UNITED NATIONS — U.N. Secretary-General Ban Ki-moon on Thursday announced that the United Nations will launch an investigation as requested by the Syrian government into allegations that chemical weapons were used in Syria.

“I have decided to conduct a United Nations investigation into the possible use of chemical weapons in Syria,” Ban told reporters. He said the investigation will focus on “the specific incident brought to my attention by the Syrian government.”

Russia clashed with Britain and France at the UN Security Council on Wednesday over the scope of the investigation, accusing Western powers of trying to torpedo a potential UN probe.

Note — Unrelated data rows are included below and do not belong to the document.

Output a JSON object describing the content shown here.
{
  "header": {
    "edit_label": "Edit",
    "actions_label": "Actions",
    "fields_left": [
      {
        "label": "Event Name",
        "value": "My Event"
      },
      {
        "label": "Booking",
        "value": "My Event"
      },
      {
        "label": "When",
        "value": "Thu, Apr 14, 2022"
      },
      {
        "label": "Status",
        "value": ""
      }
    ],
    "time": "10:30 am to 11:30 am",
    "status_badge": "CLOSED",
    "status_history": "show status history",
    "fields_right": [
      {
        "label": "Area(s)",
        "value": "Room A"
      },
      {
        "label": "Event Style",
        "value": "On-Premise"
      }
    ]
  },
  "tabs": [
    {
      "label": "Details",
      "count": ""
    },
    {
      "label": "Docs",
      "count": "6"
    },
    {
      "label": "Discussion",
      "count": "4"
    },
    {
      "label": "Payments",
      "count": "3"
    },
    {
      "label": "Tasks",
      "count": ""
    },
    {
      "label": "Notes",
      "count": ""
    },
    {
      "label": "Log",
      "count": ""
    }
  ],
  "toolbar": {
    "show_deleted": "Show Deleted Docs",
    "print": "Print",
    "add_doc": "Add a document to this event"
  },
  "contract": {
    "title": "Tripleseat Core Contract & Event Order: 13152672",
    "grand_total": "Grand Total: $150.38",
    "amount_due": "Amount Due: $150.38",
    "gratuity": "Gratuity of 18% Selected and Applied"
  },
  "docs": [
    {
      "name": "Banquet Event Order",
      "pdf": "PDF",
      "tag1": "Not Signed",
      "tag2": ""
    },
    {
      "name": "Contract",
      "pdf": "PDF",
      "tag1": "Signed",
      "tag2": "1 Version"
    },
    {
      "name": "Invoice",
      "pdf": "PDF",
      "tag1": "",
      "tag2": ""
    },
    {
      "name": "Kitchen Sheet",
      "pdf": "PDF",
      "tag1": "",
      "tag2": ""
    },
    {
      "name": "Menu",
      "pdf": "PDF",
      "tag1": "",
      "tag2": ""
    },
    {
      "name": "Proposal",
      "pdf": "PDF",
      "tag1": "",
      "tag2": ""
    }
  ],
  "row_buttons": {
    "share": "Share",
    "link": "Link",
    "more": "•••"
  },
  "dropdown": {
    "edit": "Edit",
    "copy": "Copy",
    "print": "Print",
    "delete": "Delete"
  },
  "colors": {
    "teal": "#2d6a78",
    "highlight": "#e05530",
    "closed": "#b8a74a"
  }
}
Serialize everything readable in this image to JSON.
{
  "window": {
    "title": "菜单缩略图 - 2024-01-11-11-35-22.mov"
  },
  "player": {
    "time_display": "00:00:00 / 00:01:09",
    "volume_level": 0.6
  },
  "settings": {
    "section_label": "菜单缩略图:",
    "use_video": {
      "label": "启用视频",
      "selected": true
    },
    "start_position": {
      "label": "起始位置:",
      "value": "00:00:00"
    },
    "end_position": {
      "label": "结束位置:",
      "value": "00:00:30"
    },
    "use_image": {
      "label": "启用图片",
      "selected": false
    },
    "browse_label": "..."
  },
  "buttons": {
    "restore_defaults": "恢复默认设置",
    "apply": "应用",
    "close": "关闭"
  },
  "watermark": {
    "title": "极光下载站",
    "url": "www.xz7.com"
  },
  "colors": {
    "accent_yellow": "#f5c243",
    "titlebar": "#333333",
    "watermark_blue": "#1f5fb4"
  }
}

Syria asked UN Secretary-General Ban Ki-moon to investigate an alleged chemical weapons attack by “terrorist groups” near the northern city of Aleppo, Syrian UN Ambassador Bashar Ja’afari said. Russia supports that request.

Britain and France cited Syrian opposition claims that there were two chemical weapons attacks, one in Damascus and another in Aleppo, on Tuesday and demanded that both be investigated. Russia’s UN envoy disagreed strongly with the idea of focusing an urgently needed UN investigation on multiple incidents.

Ban made clear that the focus of the investigation he announced would be the Aleppo attack.

“I am of course aware that there are other allegations of similar cases involving the reported use of chemical weapons,” he said, adding that the United Nations would be cooperating with the Organisation for the Prohibition of Chemical Weapons (OPCW) and the World Health Organisation (WHO).

The dispute highlighted the chasm between Russia’s position toward the Syrian government, its ally, and that of the Western powers that support the opposition trying to oust President Bashar Assad. The deadlock on the 15-nation council has left it powerless to act on Syria’s two-year-old civil war.

Syria’s government and rebels accused each other of launching a deadly chemical attack, but U.S. and European officials say there is no evidence to suggest there was such an attack. If confirmed, it would be the first use of such weapons in the conflict.

The Security Council discussed the issue Wednesday, Russian Ambassador Vitaly Churkin told reporters after the closed-door session. He complained that Britain and France wanted to focus on two alleged chemical weapons attacks rather than the one in Aleppo, which he said was a delaying tactic.

British Deputy Ambassador Philip Parham and French Ambassador Gerard Araud said their position, and that of the majority of council members, was that the UN must investigate both alleged chemical weapon attacks.

“The [Syrian] National Coalition issued a statement today saying that there had been two cases of chemical weapons being used in Syria yesterday, one in the Damascus area and one in the Aleppo area,” Parham said.

“The facts are not clear at the moment,” he said. “What we have are reports and allegations. They are very serious, and they need to be investigated.”

Ja’afari said he was not aware of a second alleged chemical weapons attack Tuesday.

“This [second] allegation was set up on purpose to torpedo the investigation on the real use of chemical weapons which took place in Aleppo,” he told reporters.

Churkin said France, the United States and Britain also wanted to saddle their request for a UN probe into chemical weapons attacks with additional matters such as humanitarian access in Syria.

“To me, a concern which I expressed in the council, was that this was really a way to delay the need for immediate, urgent investigation of allegations pertaining to March 19 by raising all sorts of issues,” he said.